Over half of all Chinese rubber shipments — $3.9 billion worth — of those exports were in the form of tires for cars. But China also increased shipments of conveyor belts (up 36% to $244.9 million), which are crucial components of e-commerce; tubes, pipes and hoses, often used in automotive (up 49% to $269 million); and rubber gloves (up 1,241% to $1.1 billion).

It wasn’t just China. In the first quarter, the world’s number two exporter, Thailand, increased rubbed exports 36% to $5.3 billion. Although Thailand exported $1.5 billion of tires, it also shipped out $1.4 billion of natural rubber, a raw material.

In 2020, natural rubber, which is harvested from trees, accounted for around 46% of global rubber productions. The rest was synthetically produced from petroleum byproducts, a technology spurred by rubber shortages during the 20th century’s two world wars.

Rubber is used to make everything from shoes and toys to golfs balls and condoms, but the biggest driver of the global rubber trade is still car and truck tires. That industry got hammered by Covid. In 2020, imports by the U.S., the world’s top consumer, fell 9.8% from 2019 to $13.2 billion from $14.6 billion. Americans weren’t driving as much, so they didn’t need to replace their tires. This trend, enacted around the world, decimated global rubber trade in 2020.

In the first quarter of 2021, U.S. consumers got back on the road, and tire imports increased 4.7% to $3.6 billion.

Overall, during that time, U.S. rubber imports increased 34.6% compared to the year before, rising to $9.1 billion from $6.7 billion. A big chunk of that increase came from shipments of rubber gloves, which more than doubled, to $2.6 billion from $613.2 million. The U.S. is the world’s top rubber importer, shipping in $27 billion worth in 2020.
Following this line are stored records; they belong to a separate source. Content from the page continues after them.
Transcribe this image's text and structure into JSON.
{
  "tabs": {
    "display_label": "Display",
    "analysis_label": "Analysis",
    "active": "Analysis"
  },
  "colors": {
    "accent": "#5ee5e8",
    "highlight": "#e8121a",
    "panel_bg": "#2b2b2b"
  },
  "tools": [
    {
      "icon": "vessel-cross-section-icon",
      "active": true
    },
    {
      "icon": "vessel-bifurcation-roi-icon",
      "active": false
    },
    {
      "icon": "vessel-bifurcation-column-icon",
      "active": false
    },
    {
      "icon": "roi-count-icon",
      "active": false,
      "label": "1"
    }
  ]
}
The U.S.’s top suppliers of rubber were Thailand ($4.1 billion), China ($2.8 billion), and Malaysia ($2.8 billion). The U.S. buys rubber from a wide variety of sources, ensuring that it will have stability of supply. It imported over a billion dollars’ worth of rubber from eight different countries.

The only rubber item to buck the downward trend in 2020 was gloves. U.S. imports exploded to $4.1 billion in 2020, from $2.3 billion in 2019, a 78% increase.

A resurgent rubber import market suggests that the U.S. industrial economy is stabilizing. U.S. imports of rubber tubes, pipes and hoses increased 0.7% to $267.7 million in the first two months of 2021, after falling 17.7% to $1.4 billion in 2020.

China was the world’s only major economy to expand in 2020. It increased rubber exports 1.7% to $22.5 billion. It shipped over a billion dollars to only two trading partners, the U.S. and UK., meaning that its producers enjoy a wide, global customer base.

However, Malaysia, the world’s fourth biggest rubber exporter, delivered the best performance in 2020, increasing rubber exports 58.1% to $11.2 billion. Thailand and German were the world’s second and third biggest rubber exporters in 2020, and the U.S. was fifth.